Pesquisadores da UNSW Sydney identificaram cerca de 150 potenciadores funcionais de DNA em astrócitos humanos que regulam genes associados à doença de Alzheimer. Ao testar quase 1.000 interruptores potenciais com ferramentas genéticas avançadas, a equipe revelou como o DNA não codificante influencia a atividade das células cerebrais. Os achados, publicados em 18 de dezembro na Nature Neuroscience, podem auxiliar no desenvolvimento de terapias direcionadas e melhorar previsões de IA sobre controle gênico.
O genoma humano consiste em cerca de 2% de genes e 98% de DNA não codificante, há muito descartado como 'lixo', mas agora reconhecido por conter elementos reguladores como potenciadores. Estes potenciadores, muitas vezes distantes dos genes que afetam, desempenham um papel crucial no controle da expressão gênica em tipos celulares específicos, incluindo astrócitos — células de suporte cerebral implicadas na doença de Alzheimer.
Num estudo pioneiro, cientistas da School of Biotechnology & Biomolecular Sciences da UNSW Sydney conduziram o maior rastreio de potenciadores CRISPRi em células cerebrais até à data. Usaram CRISPRi, uma técnica que silencia segmentos de DNA sem os cortar, combinada com sequenciação de RNA de célula única para avaliar quase 1.000 potenciais potenciadores em astrócitos humanos cultivados em laboratório. Esta abordagem permitiu medir alterações na atividade gênica em células individuais.

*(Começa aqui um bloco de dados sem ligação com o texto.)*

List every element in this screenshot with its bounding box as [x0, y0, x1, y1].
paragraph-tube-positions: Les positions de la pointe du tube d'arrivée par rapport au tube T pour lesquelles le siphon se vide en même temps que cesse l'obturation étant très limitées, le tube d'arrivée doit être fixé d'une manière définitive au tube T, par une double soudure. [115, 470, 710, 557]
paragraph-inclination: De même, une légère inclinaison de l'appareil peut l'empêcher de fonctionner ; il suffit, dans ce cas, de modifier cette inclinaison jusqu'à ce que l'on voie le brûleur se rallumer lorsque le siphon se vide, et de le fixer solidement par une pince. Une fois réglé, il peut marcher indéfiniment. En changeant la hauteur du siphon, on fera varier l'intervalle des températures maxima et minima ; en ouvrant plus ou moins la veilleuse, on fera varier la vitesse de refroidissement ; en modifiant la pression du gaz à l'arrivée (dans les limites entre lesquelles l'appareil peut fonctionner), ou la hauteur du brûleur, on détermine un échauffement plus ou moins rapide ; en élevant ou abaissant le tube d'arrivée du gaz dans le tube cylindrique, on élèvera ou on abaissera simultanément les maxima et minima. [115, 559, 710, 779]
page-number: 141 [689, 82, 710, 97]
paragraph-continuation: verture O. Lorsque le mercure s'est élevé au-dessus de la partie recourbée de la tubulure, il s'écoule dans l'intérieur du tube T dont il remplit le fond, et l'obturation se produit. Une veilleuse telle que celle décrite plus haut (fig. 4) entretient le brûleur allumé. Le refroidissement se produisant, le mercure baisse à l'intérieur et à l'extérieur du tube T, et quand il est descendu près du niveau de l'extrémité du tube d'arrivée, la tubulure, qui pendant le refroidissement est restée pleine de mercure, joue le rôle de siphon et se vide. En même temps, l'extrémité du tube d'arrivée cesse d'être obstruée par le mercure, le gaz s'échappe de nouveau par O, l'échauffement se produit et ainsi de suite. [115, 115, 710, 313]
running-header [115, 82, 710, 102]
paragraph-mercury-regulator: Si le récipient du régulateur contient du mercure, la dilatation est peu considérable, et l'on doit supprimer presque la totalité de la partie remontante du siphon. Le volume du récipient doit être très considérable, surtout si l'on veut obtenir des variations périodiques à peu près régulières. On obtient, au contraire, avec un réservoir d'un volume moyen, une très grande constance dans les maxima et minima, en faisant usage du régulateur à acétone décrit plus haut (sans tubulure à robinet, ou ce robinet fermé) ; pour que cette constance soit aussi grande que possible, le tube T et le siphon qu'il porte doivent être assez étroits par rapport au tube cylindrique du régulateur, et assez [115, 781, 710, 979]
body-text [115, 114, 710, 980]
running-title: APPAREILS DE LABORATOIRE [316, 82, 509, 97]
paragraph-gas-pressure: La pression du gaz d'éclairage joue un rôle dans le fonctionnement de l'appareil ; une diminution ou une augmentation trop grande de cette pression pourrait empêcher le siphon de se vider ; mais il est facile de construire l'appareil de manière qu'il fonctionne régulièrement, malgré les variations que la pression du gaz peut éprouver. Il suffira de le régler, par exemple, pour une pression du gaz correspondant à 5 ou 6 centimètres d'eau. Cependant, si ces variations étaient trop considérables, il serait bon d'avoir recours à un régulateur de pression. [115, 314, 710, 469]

"Usámos CRISPRi para desligar potenciais potenciadores nos astrócitos para ver se alterava a expressão gênica", explicou a autora principal, Dra. Nicole Green. "E se alterasse, sabíamos que tínhamos encontrado um potenciador funcional e podíamos descobrir qual gene — ou genes — controla. Foi o que aconteceu com cerca de 150 dos potenciais potenciadores testados. E surpreendentemente, uma grande fração destes potenciadores funcionais controlava genes implicados na doença de Alzheimer."
Os resultados estreitam o vasto espaço de busca do genoma não codificante por pistas genéticas do Alzheimer, pois muitas variantes ligadas à doença ocorrem fora dos genes. A professora Irina Voineagu, que liderou a pesquisa, observou que o catálogo de potenciadores validados serve como referência para estudos genéticos em condições como hipertensão, diabetes e distúrbios neurodegenerativos. "Ainda não falamos de terapias. Mas não as pode desenvolver sem primeiro entender o diagrama de fiação", disse ela.
Além de aplicações imediatas, o conjunto de dados está a treinar modelos de IA para prever funções de potenciadores com maior precisão. O DeepMind do Google está a benchmark o seu modelo AlphaGenome contra ele, podendo acelerar descobertas futuras. Olhando para o futuro, a equipa vê potencial no direcionamento específico de tipos celulares para medicina de precisão, traçando paralelos com tratamentos baseados em potenciadores para anemia falciforme.
"Isto é algo que queremos explorar mais profundamente: descobrir quais potenciadores podemos usar para ligar ou desligar genes num único tipo de célula cerebral, de forma muito controlada", acrescentou a Dra. Green. Embora as aplicações clínicas permaneçam distantes, este trabalho ilumina a paisagem regulatória das células cerebrais na patologia do Alzheimer.